Half term break has just arrived as a welcome respite for me. I hope to clear all my drafts and finish a couple of reviews. Today, I will share my first attempt with the instant jalebi. Jalebis’ have been my all time favourites since childhood. Come Diwali, Dasshehra, Holi any Indian festival…jalebis’ are seen at most of the sweet marts and even at some homes.The most desired sweet served in most of the marathi wedding “pangat” (feast) needs loads of time, patience and skills with the batter and the piping!! I had never tried the the traditional way. Here is a quick instant one…just to give it a try….
All it needed was:
Batter made from
1 cup of plain flour
1 tsp of besan(gram flour)
1 tsp of ghee
1 tsp of sugar
1/2 tsp of fast acting yeast
2/3 cup water
Oil to fry
Sugar syrup made of:
a cup of sugar simmered with equal quantity of water and a squeeze of lemon juice(1/2 tsp). Few saffron strands.

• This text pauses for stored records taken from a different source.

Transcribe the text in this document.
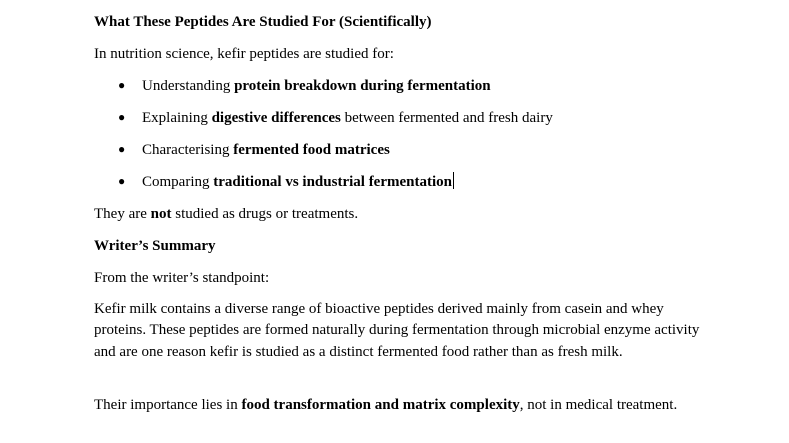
What These Peptides Are Studied For (Scientifically)
In nutrition science, kefir peptides are studied for:
● Understanding protein breakdown during fermentation
● Explaining digestive differences between fermented and fresh dairy
● Characterising fermented food matrices
● Comparing traditional vs industrial fermentation
They are not studied as drugs or treatments.
Writer’s Summary
From the writer’s standpoint:
Kefir milk contains a diverse range of bioactive peptides derived mainly from casein and whey proteins. These peptides are formed naturally during fermentation through microbial enzyme activity and are one reason kefir is studied as a distinct fermented food rather than as fresh milk.
Their importance lies in food transformation and matrix complexity, not in medical treatment.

Prepare the batter by mixing in all the ingredients apart from the yeast. Mix the yeast in 1/2 tbsp of warm water and 1/4 tsp of sugar.
Mix the yeast when it proves into the batter. Make the batter with 2/3 or slightly more water. While preparing the batter, one needs to make sure that no lumps are formed. Rest the batter for 15-20 mins.
While the batter is resting, prepare the sugar syrup. Let it simmer and get thick enough. This will help the jalebis’ soak and coat.
Once the batter is ready, you may use a ketchup squeezy bottle or a ziplock bag to swirl the jalebis’ in oil. I used my good old piping bag and the thinnest nozzle I had.
Heat oil in a pan to fry the jalebis’. Once the piping bag is filled and the oil is hot enough, squeeze the batter in the oil in a swirling motion to create spiral jalebis’ One needs to make sure that the swirl ends are not left loose or else the jalebis’ might open in the oil. Fry the jalebis’ till lightly golden brown and crisp. Drain them off the oil and place them in hot syrup to soak. You may fry multiple jalebis’ at a time if your pan allows.
I love my jalebis’ while the are warm and not to say they taste equally good when cold.
Kamalabai states the traditional recipe in her book Ruchira. The recipe needs yogurt/curd to ferment the batter a day in advance. She even suggests using semolina in place of plain flour or using equal quantities of semolina and flour. The batter needs time to ferment. Hence needs to be prepared a day in advance.
If you are wondering about the single photograph I have posted here, the reason being obvious..the jalebis’ were delicious and as I soaked them in sugar syrup..they vanished from the bowl..till I clicked this sole spiral in my hand!! The almost see through jalebi were delicious folks!! I have plans to make them again!!